I would think so, but you’d need to check the setup or spec sheet.

I have 2 settings, one for instant off and the other for a sustained 6 seconds that is higher.

I’d also not want to use the BMS as a primary shutoff because if the MOSFETs shorted, now there’s no BMS protection.

 

[bass-o-matic]

What I learned today.

1. MRBF Fuses are rated for constant use.... that's one of the primary benefits over a Maxi Fuse.

2. Shrink wrap terminal connector have their OWN special Crimper. (Great, another tool.)

3. DISCONNECT your power supply, adjust the voltage, THEN connect it to your cells to Top Charge them.

4. Your Power supply will switch to CC when the voltage you set it way higher than what is in the cell. Additionally, at least on mine, in CC mode the Voltage will set to 3.66 no matter what you do. It will go back to 3.65 as you get closer to your selected Voltage and it will switch to CV ( Constant Voltage ). Don't panic.

5. Don't trust your Power Supply. Check the cells with a good Voltmeter to confirm where they are in the Topping Charge Process.

Question: A minor point. In the Schematic the Switch is the first thing off the battery and then the fuse. Can I reverse that? Fuse... then switch. So I can be as close to the + Terminal of the Battery with the fuse as possible.

 

[chrisski]

Question: A minor point. In the Schematic the Switch is the first thing off the battery and then the fuse. Can I reverse that? Fuse... then switch. So I can be as close to the + Terminal of the Battery with the fuse as possible.

Yes the fuse is first.

3. DISCONNECT your power supply, adjust the voltage, THEN connect it to your cells to Top Charge them.

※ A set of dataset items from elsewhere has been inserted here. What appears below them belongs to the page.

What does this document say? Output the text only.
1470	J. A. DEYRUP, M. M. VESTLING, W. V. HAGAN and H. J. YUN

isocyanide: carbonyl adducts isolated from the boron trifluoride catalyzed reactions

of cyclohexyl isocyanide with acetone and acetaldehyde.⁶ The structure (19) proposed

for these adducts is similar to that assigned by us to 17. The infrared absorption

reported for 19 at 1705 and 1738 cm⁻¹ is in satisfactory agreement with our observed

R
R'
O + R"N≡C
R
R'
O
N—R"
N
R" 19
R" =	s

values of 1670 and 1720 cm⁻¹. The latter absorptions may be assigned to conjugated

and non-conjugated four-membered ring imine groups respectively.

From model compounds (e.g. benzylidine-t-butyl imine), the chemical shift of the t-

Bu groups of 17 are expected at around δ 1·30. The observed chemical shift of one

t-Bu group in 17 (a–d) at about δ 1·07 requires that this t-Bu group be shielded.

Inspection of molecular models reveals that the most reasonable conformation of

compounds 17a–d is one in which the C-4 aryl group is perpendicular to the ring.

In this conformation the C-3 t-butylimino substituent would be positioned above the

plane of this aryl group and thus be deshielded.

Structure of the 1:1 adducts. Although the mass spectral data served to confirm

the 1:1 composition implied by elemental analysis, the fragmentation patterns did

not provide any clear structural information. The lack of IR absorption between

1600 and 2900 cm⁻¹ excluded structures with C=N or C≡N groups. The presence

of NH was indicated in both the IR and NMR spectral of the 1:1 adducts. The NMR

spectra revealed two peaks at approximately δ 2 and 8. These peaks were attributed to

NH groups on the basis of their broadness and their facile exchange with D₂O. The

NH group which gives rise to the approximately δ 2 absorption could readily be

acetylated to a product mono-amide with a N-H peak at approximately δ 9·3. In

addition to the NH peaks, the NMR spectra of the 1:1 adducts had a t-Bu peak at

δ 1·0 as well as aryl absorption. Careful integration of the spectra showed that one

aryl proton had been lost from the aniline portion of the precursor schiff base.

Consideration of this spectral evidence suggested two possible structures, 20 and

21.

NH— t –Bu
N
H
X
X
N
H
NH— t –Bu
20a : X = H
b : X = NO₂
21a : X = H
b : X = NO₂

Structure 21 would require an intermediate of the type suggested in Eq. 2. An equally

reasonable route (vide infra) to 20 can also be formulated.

Very important as in doing that wrongly destroys cells.

1. MRBF Fuses are rated for constant use.... that's one of the primary benefits over a Maxi Fuse.

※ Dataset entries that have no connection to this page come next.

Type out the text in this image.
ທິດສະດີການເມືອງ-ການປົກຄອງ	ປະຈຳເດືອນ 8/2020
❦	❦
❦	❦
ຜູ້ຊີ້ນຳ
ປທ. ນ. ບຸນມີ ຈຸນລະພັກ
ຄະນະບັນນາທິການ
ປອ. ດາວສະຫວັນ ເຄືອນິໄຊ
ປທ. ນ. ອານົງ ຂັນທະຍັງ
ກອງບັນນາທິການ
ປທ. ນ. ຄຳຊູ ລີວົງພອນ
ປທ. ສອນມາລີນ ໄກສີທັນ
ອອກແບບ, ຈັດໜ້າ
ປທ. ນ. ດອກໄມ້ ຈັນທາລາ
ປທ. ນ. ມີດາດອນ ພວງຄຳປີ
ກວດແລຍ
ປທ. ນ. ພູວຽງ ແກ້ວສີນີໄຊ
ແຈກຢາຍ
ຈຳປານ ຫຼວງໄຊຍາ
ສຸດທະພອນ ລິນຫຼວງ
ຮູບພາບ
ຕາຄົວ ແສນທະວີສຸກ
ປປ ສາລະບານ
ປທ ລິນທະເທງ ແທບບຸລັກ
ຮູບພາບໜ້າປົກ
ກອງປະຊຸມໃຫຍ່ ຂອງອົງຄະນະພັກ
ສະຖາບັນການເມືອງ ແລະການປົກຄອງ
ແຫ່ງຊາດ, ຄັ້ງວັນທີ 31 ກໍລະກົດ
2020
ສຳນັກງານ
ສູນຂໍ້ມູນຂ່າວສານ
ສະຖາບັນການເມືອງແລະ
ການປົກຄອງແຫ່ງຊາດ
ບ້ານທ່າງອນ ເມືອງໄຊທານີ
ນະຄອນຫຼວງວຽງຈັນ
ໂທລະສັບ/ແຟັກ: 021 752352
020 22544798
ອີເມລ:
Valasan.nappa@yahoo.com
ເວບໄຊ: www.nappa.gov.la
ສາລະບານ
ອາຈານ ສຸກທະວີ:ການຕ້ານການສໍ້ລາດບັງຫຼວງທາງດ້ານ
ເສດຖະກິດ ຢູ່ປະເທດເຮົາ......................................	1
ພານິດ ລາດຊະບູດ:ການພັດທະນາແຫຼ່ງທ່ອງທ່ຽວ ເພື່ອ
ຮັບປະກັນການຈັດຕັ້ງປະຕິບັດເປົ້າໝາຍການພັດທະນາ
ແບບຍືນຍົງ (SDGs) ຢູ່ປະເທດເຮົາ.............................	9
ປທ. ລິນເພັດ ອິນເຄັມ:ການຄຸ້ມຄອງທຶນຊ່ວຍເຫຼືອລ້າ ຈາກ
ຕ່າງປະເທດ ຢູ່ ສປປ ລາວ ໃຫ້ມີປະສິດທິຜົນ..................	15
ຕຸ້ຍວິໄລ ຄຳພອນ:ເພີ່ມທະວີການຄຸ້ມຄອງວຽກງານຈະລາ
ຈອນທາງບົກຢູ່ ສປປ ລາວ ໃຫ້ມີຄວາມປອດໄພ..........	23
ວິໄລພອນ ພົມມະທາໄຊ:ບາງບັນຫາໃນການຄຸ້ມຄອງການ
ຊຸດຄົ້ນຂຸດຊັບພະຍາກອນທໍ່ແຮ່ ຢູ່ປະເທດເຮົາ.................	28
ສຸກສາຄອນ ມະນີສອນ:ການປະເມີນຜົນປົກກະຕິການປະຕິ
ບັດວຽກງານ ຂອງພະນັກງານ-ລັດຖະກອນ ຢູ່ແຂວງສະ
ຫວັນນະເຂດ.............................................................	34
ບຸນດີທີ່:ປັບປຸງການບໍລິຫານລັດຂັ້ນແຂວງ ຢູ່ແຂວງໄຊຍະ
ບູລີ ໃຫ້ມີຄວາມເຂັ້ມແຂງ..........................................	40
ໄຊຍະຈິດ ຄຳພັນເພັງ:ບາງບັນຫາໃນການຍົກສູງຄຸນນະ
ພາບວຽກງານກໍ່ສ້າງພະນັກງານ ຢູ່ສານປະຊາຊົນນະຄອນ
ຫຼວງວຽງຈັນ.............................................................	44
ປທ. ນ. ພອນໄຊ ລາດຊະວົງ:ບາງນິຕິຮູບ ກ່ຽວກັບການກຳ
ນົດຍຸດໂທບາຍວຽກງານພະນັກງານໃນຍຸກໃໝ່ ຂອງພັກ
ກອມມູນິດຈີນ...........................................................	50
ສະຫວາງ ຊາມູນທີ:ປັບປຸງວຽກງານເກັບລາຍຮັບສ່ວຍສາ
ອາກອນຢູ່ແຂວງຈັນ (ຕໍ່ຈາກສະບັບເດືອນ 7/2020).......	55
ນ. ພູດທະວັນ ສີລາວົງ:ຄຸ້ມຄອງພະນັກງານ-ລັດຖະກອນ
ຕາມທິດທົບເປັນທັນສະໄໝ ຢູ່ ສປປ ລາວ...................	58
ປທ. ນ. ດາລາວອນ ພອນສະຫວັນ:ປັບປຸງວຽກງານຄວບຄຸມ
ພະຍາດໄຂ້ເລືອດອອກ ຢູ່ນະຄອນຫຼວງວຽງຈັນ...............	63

Another great point. Wish I‘d known about MBRF when I built my system. Only disadvantage is not rated for 48 volt systems, but if you are at 24 or less, that’s fine.

 

[bass-o-matic]

Things I learned Today Pt 2.

1. My Radio Shack Voltmeter from 1995 sucks.

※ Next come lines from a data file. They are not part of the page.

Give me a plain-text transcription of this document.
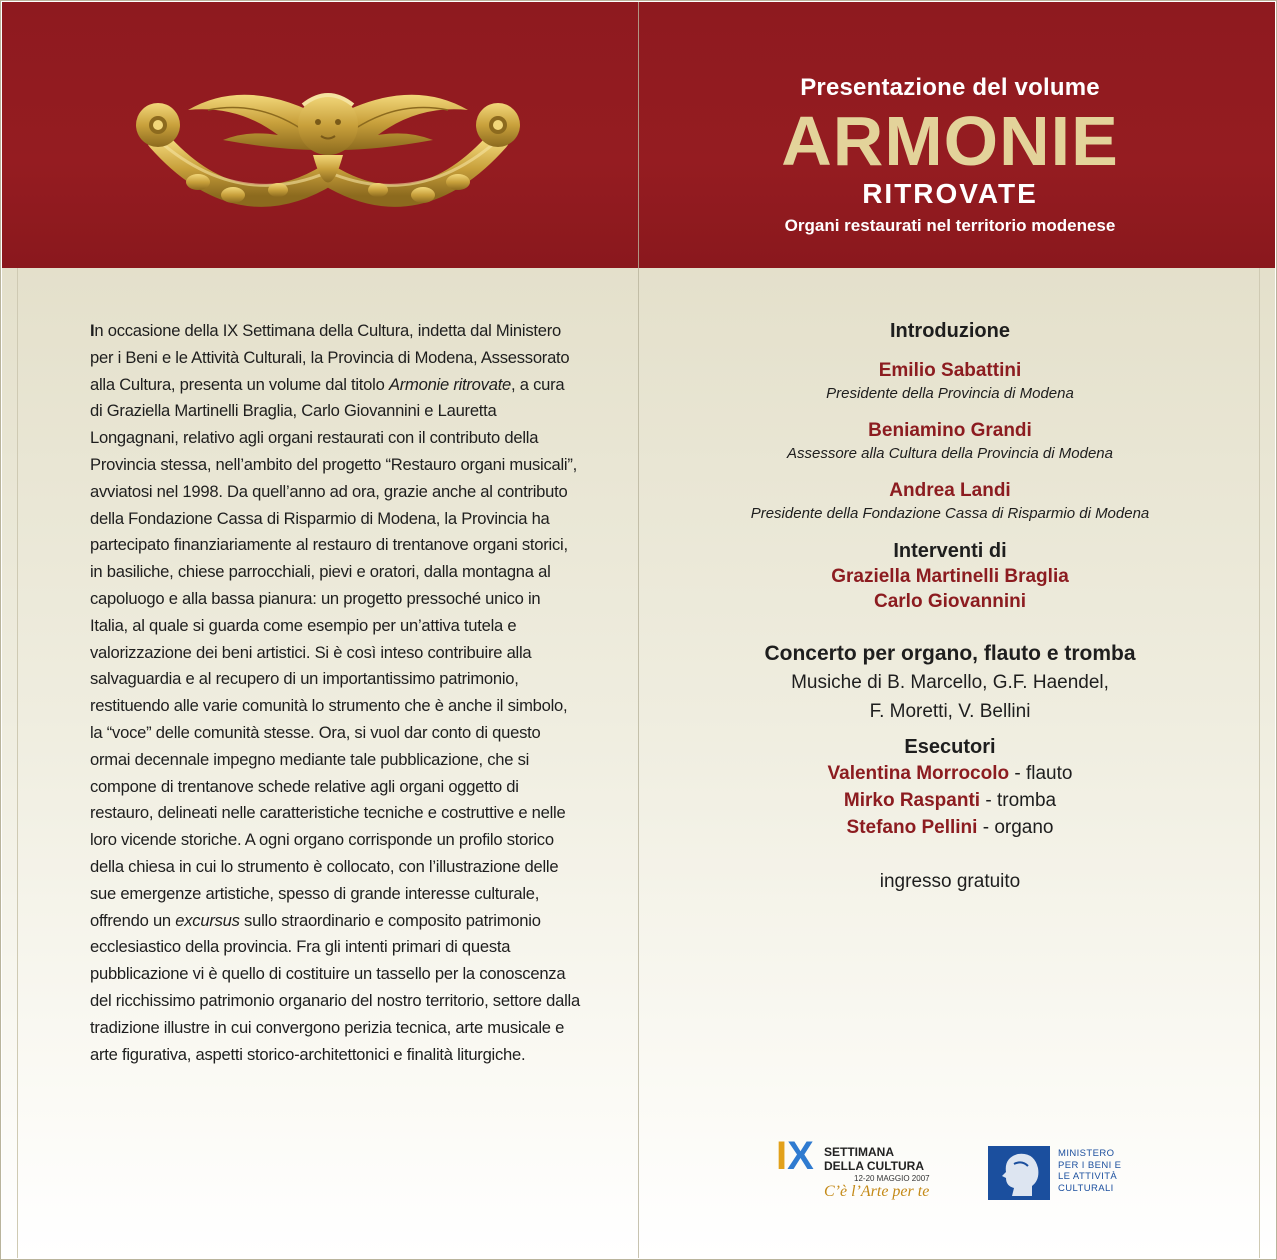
Presentazione del volume
ARMONIE
RITROVATE
Organi restaurati nel territorio modenese
In occasione della IX Settimana della Cultura, indetta dal Ministero per i Beni e le Attività Culturali, la Provincia di Modena, Assessorato alla Cultura, presenta un volume dal titolo Armonie ritrovate, a cura di Graziella Martinelli Braglia, Carlo Giovannini e Lauretta Longagnani, relativo agli organi restaurati con il contributo della Provincia stessa, nell’ambito del progetto “Restauro organi musicali”, avviatosi nel 1998. Da quell’anno ad ora, grazie anche al contributo della Fondazione Cassa di Risparmio di Modena, la Provincia ha partecipato finanziariamente al restauro di trentanove organi storici, in basiliche, chiese parrocchiali, pievi e oratori, dalla montagna al capoluogo e alla bassa pianura: un progetto pressoché unico in Italia, al quale si guarda come esempio per un’attiva tutela e valorizzazione dei beni artistici. Si è così inteso contribuire alla salvaguardia e al recupero di un importantissimo patrimonio, restituendo alle varie comunità lo strumento che è anche il simbolo, la “voce” delle comunità stesse. Ora, si vuol dar conto di questo ormai decennale impegno mediante tale pubblicazione, che si compone di trentanove schede relative agli organi oggetto di restauro, delineati nelle caratteristiche tecniche e costruttive e nelle loro vicende storiche. A ogni organo corrisponde un profilo storico della chiesa in cui lo strumento è collocato, con l’illustrazione delle sue emergenze artistiche, spesso di grande interesse culturale, offrendo un excursus sullo straordinario e composito patrimonio ecclesiastico della provincia. Fra gli intenti primari di questa pubblicazione vi è quello di costituire un tassello per la conoscenza del ricchissimo patrimonio organario del nostro territorio, settore dalla tradizione illustre in cui convergono perizia tecnica, arte musicale e arte figurativa, aspetti storico-architettonici e finalità liturgiche.
Introduzione
Emilio Sabattini
Presidente della Provincia di Modena
Beniamino Grandi
Assessore alla Cultura della Provincia di Modena
Andrea Landi
Presidente della Fondazione Cassa di Risparmio di Modena
Interventi di
Graziella Martinelli Braglia
Carlo Giovannini
Concerto per organo, flauto e tromba
Musiche di B. Marcello, G.F. Haendel,
F. Moretti, V. Bellini
Esecutori
Valentina Morrocolo - flauto
Mirko Raspanti - tromba
Stefano Pellini - organo
ingresso gratuito
IX SETTIMANA
DELLA CULTURA
12-20 MAGGIO 2007
C’è l’Arte per te
MINISTERO
PER I BENI E
LE ATTIVITÀ
CULTURALI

Time to invest in a Fluke.

 

[bass-o-matic]

Top Balance went well. It helps that I sprung for a Fluke 107. My Radio Shack multimeter from the early 90's was way off. Reading too Low!

Now I'm doing the capacity tests on each cell with the "Hawk" gizmo. Seems to be going well. I set the low voltage cutoff to 2.6. I'm at ~22 amp draw. It's the Max the Hawk will do. Which I understand is not a .2C test but is as close as I can get. .2C would be 56Amps on 280AH cells?

I'm at 220AH on the first cell and still chugging away...

Question: After the Capacity test - all the cells will be at a low State of Charge. Is there any benefit in wiring them in Parallel and doing another Top Charge OR Should I just wire up my OverKill BMS and charge with the EG4 and call it good?

Cheers

 

[MisterSandals]

Question: After the Capacity test - all the cells will be at a low State of Charge.

I prefer to charge them right back up to some set voltage (or top balance if i have the time) while the next one is in the discharge test.

Wondering if you have the 2 wire or 4 wire discharge tester? The 2 wire is notorious for voltage sag and resulting cutoff before the battery "really" hits your low voltage stop point.

 

[chrisski]

Question: After the Capacity test - all the cells will be at a low State of Charge. Is there any benefit in wiring them in Parallel and doing another Top Charge

Right now they’d be bottom balanced. I would also top balance them.

Should I just wire up my OverKill BMS and charge with the EG4 and call it good?

that is an option, but it takes a long time and you’d want to set parameters to always top balance above 3.4 volts and keep it there for a whole

I have an overkill BMS and it’s a mystery the current. I think it’s a half amp or amp and that may take days.

I had one cell out of whack from a bad connection and lower. I left it like I mentioned above and came back in 5 days and it was balanced.